Speaking of PC games, I played Deus Ex: Mankind Divided over my vacation. While the mechanical power level bump was fun, It was definitely not a step forward for the series, and probably could have been a Human Revolution DLC. At the steep discount I got it for these problems could be overlooked, but I feel bad for anyone who paid full price for it. Anyway. Like the previous games, the sense of style was fantastic. But here’s where this ties in: There’s a section in the middle of the game where Prague is on lockdown, but you still have to use the subways to get around. So, instead of the loading animation being Adam Jensen on the train, it’s Adam Jensen walking down the unused subway tunnel. In that walking loop (which due to my dogged insistence on not using an SSD I saw quite a lot of), you hear the leather of Adam’s coat flex, and he’s playing with his cyber-hands, with all the servos moving and making noise. Between that and the matte black/carbon fiber weave look of all the cybernetics, it hit me: *this* is what Mike Pondsmith meant by style over substance in Cyberpunk 2020. You may have a plot, you may have all the intrigue, but at the end of the day it is equally important to have a feel, and to know what things look like, sound like, and even smell like. So now, having some solid visions for what my new dark future looks like, I’ve gotten really excited to run The Sprawl again. Which is good, because I am still running that next, no matter what my ADD tells me.

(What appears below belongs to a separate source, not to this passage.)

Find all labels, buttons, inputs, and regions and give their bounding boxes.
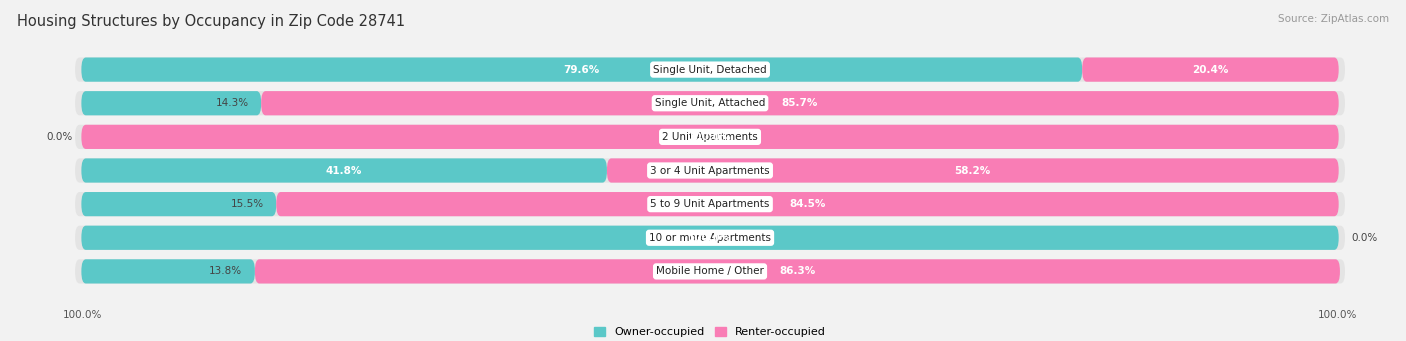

I don’t know when I’m at bat again for running The Sprawl, but I hope it’s soon. Regardless of the timing, my plan is to write about it in depth…just not here. Seamus has used the Adventure Log format to write about his in-person game “Living on Borrowed Time”, and I plan to adopt the format for my campaign, using the dramatic nature of PbtA to keep the writing exciting. I’ll also keep an Obsidian Portal page up; my experience with Apocalypse World has helped me keep good habits for using Obsidian Portal’s tools, and tying it in with the blog posts should get some synergistic traffic to both sites. Hopefully in a few months I’ll be ready to go, but in the meanwhile I’ll have to see if I can get the in-person group wrangled for some Victoriana.